When the Supreme Court struck down a portion of the Violence Against Women Act 10 years ago this month, the justices made it clear they thought victims of sexual violence had the right to sue their attackers. They just didn’t think federal court was the place to do it.
The rationale behind VAWA, which Congress passed in 1994, was simple enough: Rape, a crime committed mostly against women and girls, constituted a brutal violation of their civil rights. Lawsuits could help victims hold rapists accountable. In 1994, Christy Brzonkala, then a student at Virginia Tech, accused football players James Crawford and Antonio Morrison of raping her. She sued Morrison and the school under VAWA’s new civil rights remedy. In 2000, in United States v. Morrison, the court said that Brzonkala’s suit couldn’t go forward because Congress had overstepped its constitutional authority by creating a federal remedy in the criminal-justice realm that usually falls to the states. “If the allegations here are true, no civilized system of justice could fail to provide [Brzonkala] a remedy,” Chief Justice William Rehnquist wrote for the majority. “But under our federal system that remedy must be provided by the Commonwealth of Virginia, and not by the United States.”

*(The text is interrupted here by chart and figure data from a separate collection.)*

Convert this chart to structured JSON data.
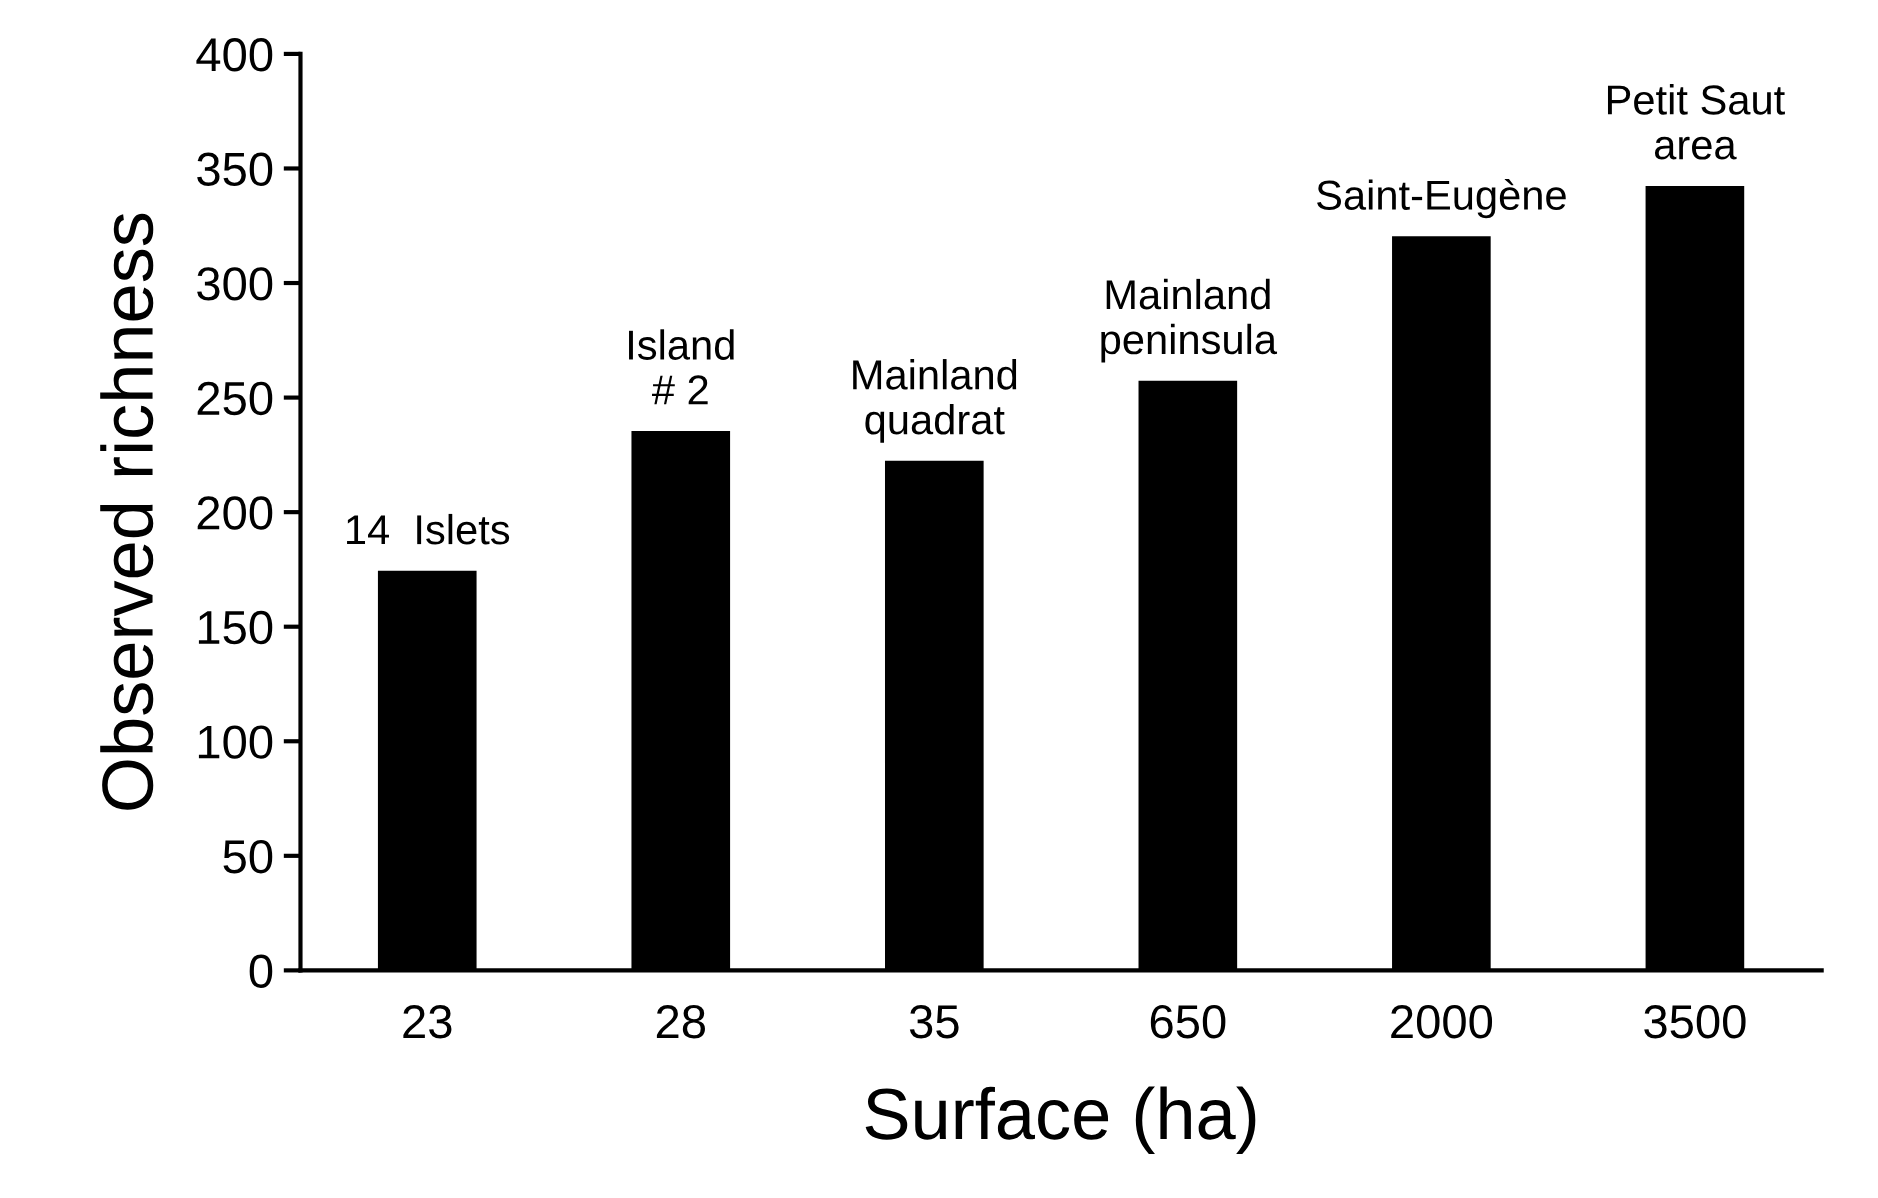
{
  "chart_data": {
    "type": "bar",
    "xlabel": "Surface (ha)",
    "ylabel": "Observed richness",
    "categories": [
      "23",
      "28",
      "35",
      "650",
      "2000",
      "3500"
    ],
    "values": [
      175,
      236,
      223,
      258,
      321,
      343
    ],
    "color": "#000000",
    "ylim": [
      0,
      400
    ],
    "yticks": [
      0,
      50,
      100,
      150,
      200,
      250,
      300,
      350,
      400
    ],
    "grid": false,
    "annotations": [
      {
        "text": "14  Islets",
        "x": "23",
        "y": 175
      },
      {
        "text": "Island\n# 2",
        "x": "28",
        "y": 236
      },
      {
        "text": "Mainland\nquadrat",
        "x": "35",
        "y": 223
      },
      {
        "text": "Mainland\npeninsula",
        "x": "650",
        "y": 258
      },
      {
        "text": "Saint-Eugène",
        "x": "2000",
        "y": 321
      },
      {
        "text": "Petit Saut\narea",
        "x": "3500",
        "y": 343
      }
    ]
  }
}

And yet a decade later, rape victims in most states have yet to recover the legal advantages they lost when VAWA’s civil rights remedy was struck down. To be sure, the number of civil cases in state court alleging sexual assault has increased dramatically. Research by Ellen Bublick, a professor at the University of Arizona’s law school, shows that state supreme courts heard more than 100 sexual violence suits between 2000 and 2005, compared with fewer than 10 between 1970 and 1975. That translates into hundreds or even thousands of cases in trial courts, most of which probably ended in settlement.
But most of these lawsuits go after third-party defendants—the kind with assets. The woman plaintiff brings a negligence claim against a shopping mall guarded by apathetic rent-a-cops or a nursing home that doesn’t screen for a criminal background when it hires. These kinds of defendants offer the possibility of a hefty judgment that can pay for a lawyer’s work on the case. Without that, attorneys often turn down cases even if they’re winners, said Jeff Dion, director of the National Crime Victim Bar Association. Though lawsuits against third-party defendants occasionally also name the rapist, “their responsibility is a far less frequent focus of inquiry,” Bublick wrote. Dion said that for every case the National Crime Victim Bar Association’s 300 lawyers take, “there’s 10 they turn away.” Peter Everett, a Virginia attorney who handles negligence cases against malls and hotels with inadequate security, said he turns down more than half the cases he’s offered.
VAWA’s civil remedy made it easier for women to find lawyers to take their cases against individual rapists because it encouraged courts to award attorney’s fees to successful plaintiffs. The federal law also made it easier for women to sue by extending the statute of limitations to four years. (In most states, for cases like these, the time period is about two years.)
Victims need the weapon of a lawsuit because the criminal courts don’t always serve their interests. A 2004 study of sex crimes in Philadelphia and Kansas City, Mo., found that only half of the cases that resulted in an arrest were prosecuted. When prosecutors who doubt a victim’s story are unwilling to press criminal charges, a civil suit allows the victim a different measure of justice. Juries determine guilt using a lower burden of proof; instead of deciding whether a defendant is guilty “beyond a reasonable doubt,” a plaintiff need only demonstrate that “a preponderance of the evidence” points to guilt, making it easier for victims to prevail. Victims don’t send their rapists to prison by suing them, but the damages they can win are another form of punishment. Damages can also help replace a rape victim’s lost income and pay for counseling. “The criminal case is about paying your debt to society,” Dion says. “The civil case is about [perpetrators] paying their debt to the victim.”
Along with its practical importance for victims, VAWA promised a more abstract kind of benefit that was lost when the Supreme Court struck down the relevant portion of the law. Introducing the legislation in 1990, then-Sen. Joe Biden pointed out that more than 90 percent of sex crimes are committed against women. And yet, he argued, “we ignore the implication: a rape or sex assault should be deemed a civil rights crimes, just as ‘hate beatings’ aimed at blacks or Asians are widely recognized as violations of their civil rights.” Even when states address rape victims’ practical concerns by extending the time they have to sue or encouraging courts to award attorney’s fees, they don’t challenge the public to rethink rape as an attack on women because they are women—in other words, as a form of discrimination.
At the moment, only Illinois, California, and New York City have laws that pick up on this message of VAWA. In a training presentation she gives to volunteer rape crisis counselors, Kaethe Morris Hoffer, legal director for Chicago Alliance Against Sexual Exploitation, talks about a client who won a judgment in Cook County under Illinois’ Gender Violence Act. The man who raped her has to write a check for damages every month. Hoffer hopes that, when he writes that check to his victim, for a moment he thinks about what he did. If he’s ever tempted to assault a woman again, maybe he will decide it isn’t worth it.